The researchers used data from a in which Capnostream respiratory monitors measured continuous capnography and oximetry in a group of patients at 16 sites across the U.S., Europe, and Asia. Screens were concealed and alarms were silenced throughout a 24-hour monitoring period to ensure blinding, although spot-check monitoring continued unblinded, they reported.
Respiratory depression events were defined as an end-tidal carbon dioxide ≤15 or ≥60 mm Hg for at least 3 minutes, a respiratory rate of ≤5 breaths for at least 3 minutes, oxygen saturation of ≤85% for for at least 3 minutes, apnea for more than 30 seconds, or a respiratory opioid-related adverse event.
Oversight for Hospital-Onset Sepsis
Clinical data from over 100 U.S. hospitals may suggest lapses in quality of care for patients with hospital-onset sepsis as well, according to research presented here.
In a sample of nearly 100,000 patients with sepsis, 1 in 8 cases were hospital-onset and these patients were twice as likely to die compared to patients with community-onset sepsis (OR 2.10, 95% CI 2.08–2.12), and three times more likely to die than patients without sepsis (HR 3.02, 95% CI 2.99–3.04) after adjusting for demographics, comorbidities, infectious diagnoses, and severity-of-illness at sepsis onset or on admission, reported Chanu Rhee, MD, MPH, of Harvard Medical School in Boston.
"The higher risk of mortality in hospital versus community-onset sepsis suggests potential differences in quality of care that explain the higher mortality," Rhee said. "Higher mortalities associated with hospital-onset sepsis argue that some or maybe even many of these deaths may be preventable."
Compared to those who had community-onset sepsis, individuals who developed hospital-onset sepsis more often had heart failure (26% vs 22%), renal disease (23% vs 20%), and cancer (17% vs 11%), Rhee reported.
In the study, patients with hospital-onset sepsis also had significantly higher mean Sequential Organ Failure Assessment (SOFA) scores than community-onset sepsis patients (4 vs 3), higher rates of intra-abdominal infections (20% vs 15%), more positive blood cultures (26% vs 21%), longer median hospital length-of-stays (19 vs 8 days), and median ICU length-of-stays (6 vs 4 days). They were also more likely to die in the hospital (34% vs 17%).

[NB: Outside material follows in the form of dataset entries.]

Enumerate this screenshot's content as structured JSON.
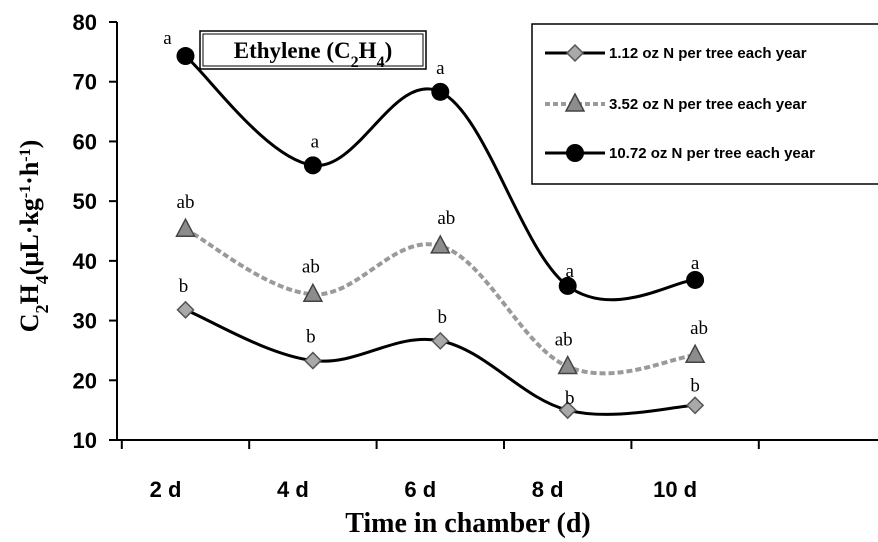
{
  "chart_data": {
    "type": "line",
    "title": "Ethylene (C2H4)",
    "xlabel": "Time in chamber (d)",
    "ylabel": "C2H4(µL·kg-1·h-1)",
    "categories": [
      "2 d",
      "4 d",
      "6 d",
      "8 d",
      "10 d"
    ],
    "x": [
      2.05,
      4.05,
      6.05,
      8.05,
      10.05
    ],
    "ylim": [
      10,
      80
    ],
    "yticks": [
      10,
      20,
      30,
      40,
      50,
      60,
      70,
      80
    ],
    "grid": false,
    "legend_position": "top-right",
    "series": [
      {
        "name": "1.12 oz N per tree each year",
        "marker": "diamond",
        "line_style": "solid",
        "values": [
          31.8,
          23.3,
          26.6,
          15.0,
          15.8
        ],
        "labels": [
          "b",
          "b",
          "b",
          "b",
          "b"
        ]
      },
      {
        "name": "3.52 oz N per tree each year",
        "marker": "triangle",
        "line_style": "dashed",
        "values": [
          45.3,
          34.4,
          42.5,
          22.3,
          24.2
        ],
        "labels": [
          "ab",
          "ab",
          "ab",
          "ab",
          "ab"
        ]
      },
      {
        "name": "10.72 oz N per tree each year",
        "marker": "circle",
        "line_style": "solid",
        "values": [
          74.3,
          56.0,
          68.3,
          35.8,
          36.8
        ],
        "labels": [
          "a",
          "a",
          "a",
          "a",
          "a"
        ]
      }
    ]
  },
  "colors": {
    "diamond_fill": "#a9a9a9",
    "triangle_fill": "#8c8c8c",
    "dashed_line": "#9a9a9a",
    "line": "#000000"
  }
}
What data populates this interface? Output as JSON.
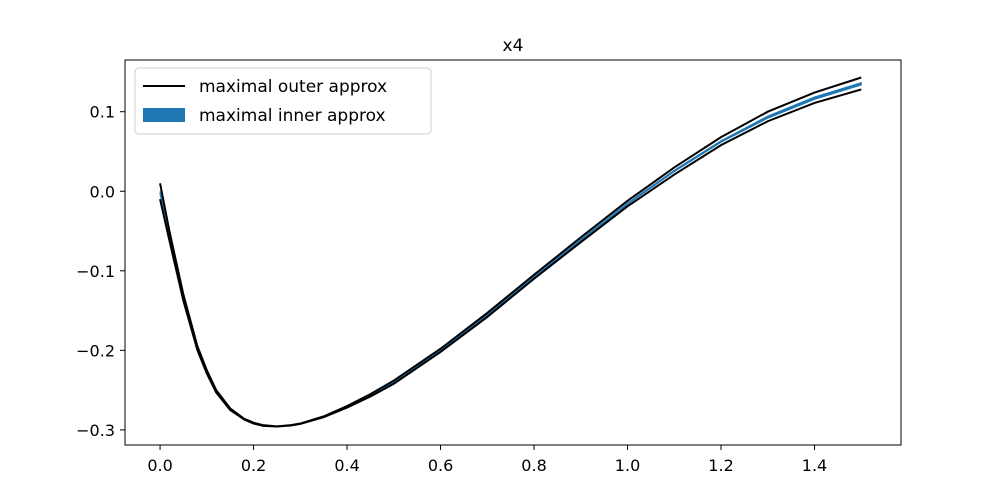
{
  "chart_data": {
    "type": "line",
    "title": "x4",
    "xlabel": "",
    "ylabel": "",
    "xlim": [
      -0.075,
      1.585
    ],
    "ylim": [
      -0.319,
      0.165
    ],
    "xticks": [
      0.0,
      0.2,
      0.4,
      0.6,
      0.8,
      1.0,
      1.2,
      1.4
    ],
    "xtick_labels": [
      "0.0",
      "0.2",
      "0.4",
      "0.6",
      "0.8",
      "1.0",
      "1.2",
      "1.4"
    ],
    "yticks": [
      -0.3,
      -0.2,
      -0.1,
      0.0,
      0.1
    ],
    "ytick_labels": [
      "−0.3",
      "−0.2",
      "−0.1",
      "0.0",
      "0.1"
    ],
    "grid": false,
    "legend_position": "top-left",
    "colors": {
      "outer": "#000000",
      "inner": "#1f77b4"
    },
    "legend": [
      {
        "label": "maximal outer approx",
        "kind": "line"
      },
      {
        "label": "maximal inner approx",
        "kind": "patch"
      }
    ],
    "x": [
      0.0,
      0.02,
      0.05,
      0.08,
      0.1,
      0.12,
      0.15,
      0.18,
      0.2,
      0.22,
      0.25,
      0.28,
      0.3,
      0.35,
      0.4,
      0.45,
      0.5,
      0.6,
      0.7,
      0.8,
      0.9,
      1.0,
      1.1,
      1.2,
      1.3,
      1.4,
      1.5
    ],
    "series": [
      {
        "role": "outer_upper",
        "values": [
          0.01,
          -0.05,
          -0.13,
          -0.195,
          -0.225,
          -0.25,
          -0.273,
          -0.286,
          -0.291,
          -0.294,
          -0.2955,
          -0.294,
          -0.292,
          -0.283,
          -0.27,
          -0.255,
          -0.238,
          -0.198,
          -0.153,
          -0.105,
          -0.058,
          -0.012,
          0.03,
          0.068,
          0.1,
          0.124,
          0.143
        ]
      },
      {
        "role": "outer_lower",
        "values": [
          -0.01,
          -0.062,
          -0.138,
          -0.2,
          -0.229,
          -0.253,
          -0.275,
          -0.287,
          -0.292,
          -0.295,
          -0.2958,
          -0.2945,
          -0.2925,
          -0.284,
          -0.272,
          -0.258,
          -0.242,
          -0.202,
          -0.158,
          -0.11,
          -0.064,
          -0.019,
          0.021,
          0.058,
          0.088,
          0.111,
          0.128
        ]
      },
      {
        "role": "inner_upper",
        "values": [
          0.0,
          -0.056,
          -0.134,
          -0.197,
          -0.227,
          -0.2515,
          -0.274,
          -0.2865,
          -0.2915,
          -0.2945,
          -0.2957,
          -0.2942,
          -0.2922,
          -0.2835,
          -0.271,
          -0.2565,
          -0.2395,
          -0.1995,
          -0.155,
          -0.1072,
          -0.0605,
          -0.0148,
          0.0265,
          0.0635,
          0.0945,
          0.1185,
          0.1365
        ]
      },
      {
        "role": "inner_lower",
        "values": [
          -0.004,
          -0.058,
          -0.136,
          -0.199,
          -0.228,
          -0.2525,
          -0.2745,
          -0.2868,
          -0.2918,
          -0.2948,
          -0.2958,
          -0.2944,
          -0.2924,
          -0.2838,
          -0.2715,
          -0.2572,
          -0.2405,
          -0.2007,
          -0.1565,
          -0.1088,
          -0.0622,
          -0.0166,
          0.0245,
          0.0615,
          0.0918,
          0.1155,
          0.1335
        ]
      }
    ]
  }
}
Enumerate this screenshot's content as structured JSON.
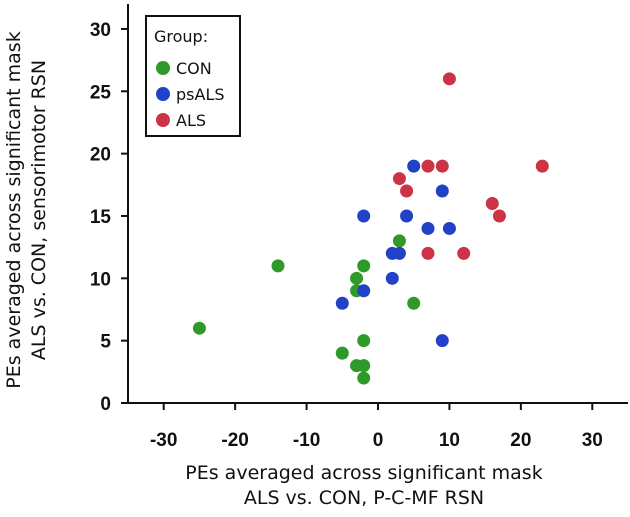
{
  "chart_data": {
    "type": "scatter",
    "xlabel_lines": [
      "PEs averaged across significant mask",
      "ALS vs. CON, P-C-MF RSN"
    ],
    "ylabel_lines": [
      "PEs averaged across significant mask",
      "ALS vs. CON, sensorimotor RSN"
    ],
    "xlim": [
      -35,
      35
    ],
    "ylim": [
      0,
      32
    ],
    "xticks": [
      -30,
      -20,
      -10,
      0,
      10,
      20,
      30
    ],
    "yticks": [
      0,
      5,
      10,
      15,
      20,
      25,
      30
    ],
    "grid": false,
    "legend": {
      "title": "Group:",
      "position": "top-left"
    },
    "series": [
      {
        "name": "CON",
        "color": "#2e9a2a",
        "points": [
          [
            -25,
            6
          ],
          [
            -14,
            11
          ],
          [
            -5,
            4
          ],
          [
            -3,
            3
          ],
          [
            -3,
            10
          ],
          [
            -3,
            9
          ],
          [
            -2,
            11
          ],
          [
            -2,
            5
          ],
          [
            -2,
            3
          ],
          [
            -2,
            2
          ],
          [
            3,
            13
          ],
          [
            5,
            8
          ]
        ]
      },
      {
        "name": "psALS",
        "color": "#2142c8",
        "points": [
          [
            -5,
            8
          ],
          [
            -2,
            15
          ],
          [
            -2,
            9
          ],
          [
            2,
            12
          ],
          [
            2,
            10
          ],
          [
            3,
            12
          ],
          [
            4,
            15
          ],
          [
            5,
            19
          ],
          [
            7,
            14
          ],
          [
            9,
            17
          ],
          [
            10,
            14
          ],
          [
            9,
            5
          ]
        ]
      },
      {
        "name": "ALS",
        "color": "#cc3347",
        "points": [
          [
            3,
            18
          ],
          [
            4,
            17
          ],
          [
            7,
            19
          ],
          [
            9,
            19
          ],
          [
            7,
            12
          ],
          [
            10,
            26
          ],
          [
            12,
            12
          ],
          [
            16,
            16
          ],
          [
            17,
            15
          ],
          [
            23,
            19
          ]
        ]
      }
    ]
  }
}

Researchers applied the CDC Adult Sepsis Event criteria to EHR data from 136 U.S. hospitals in the Cerner Health Facts dataset from patients hospitalized from 2009 to 2015. Hospital-onset sepsis was defined by blood cultures, antibiotics, and organ dysfunction on hospital day 3 or later, while community-onset sepsis was classified by blood cultures, antibiotics, or organ dysfunction prior to hospital day 3.
In total, 97,352 patients had sepsis and 11,782 of those cases were hospital-onset (12.1%). Patients with community-onset sepsis tended to be older than those with hospital-onset sepsis (68 vs 66 years).
Limitations of the Studies
Khanna said that his study is limited because it has not been independently validated outside the study. He also noted that it's possible methodological variations occurred across the sites.
Rhee said admission codes are often misused and can be variably applied across hospitals, causing inaccuracies in the number of hospital-onset cases that are recorded. The study was also limited because the researchers used administrative data to identify the source of the infection and did not examine differences in care processes. Additionally, data on some covariates, such as patient insurance or admitting services, were not available, and some subtle markers of frailty or comorbidities could not easily be measured by EHR data, he said.
Disclosures
Khanna received consulting fees for the PRODIGY Trial Steering Committee and the Cleveland Clinic received grant funding from Medtronic for the study.
Rhee did not report any relevant disclosures.
Primary Source
Society of Critical Care Medicine
Khanna A, et al "Derivation and validation of a novel opioid-induced respiratory depression risk prediction tool" SCCM 2019; Abstract 36.
Secondary Source
Society of Critical Care Medicine
Rhee C, et al "The epidemiology of hospital-onset sepsis using clinical data from 136 U.S. hospitals" SCCM 2019; Abstract 29.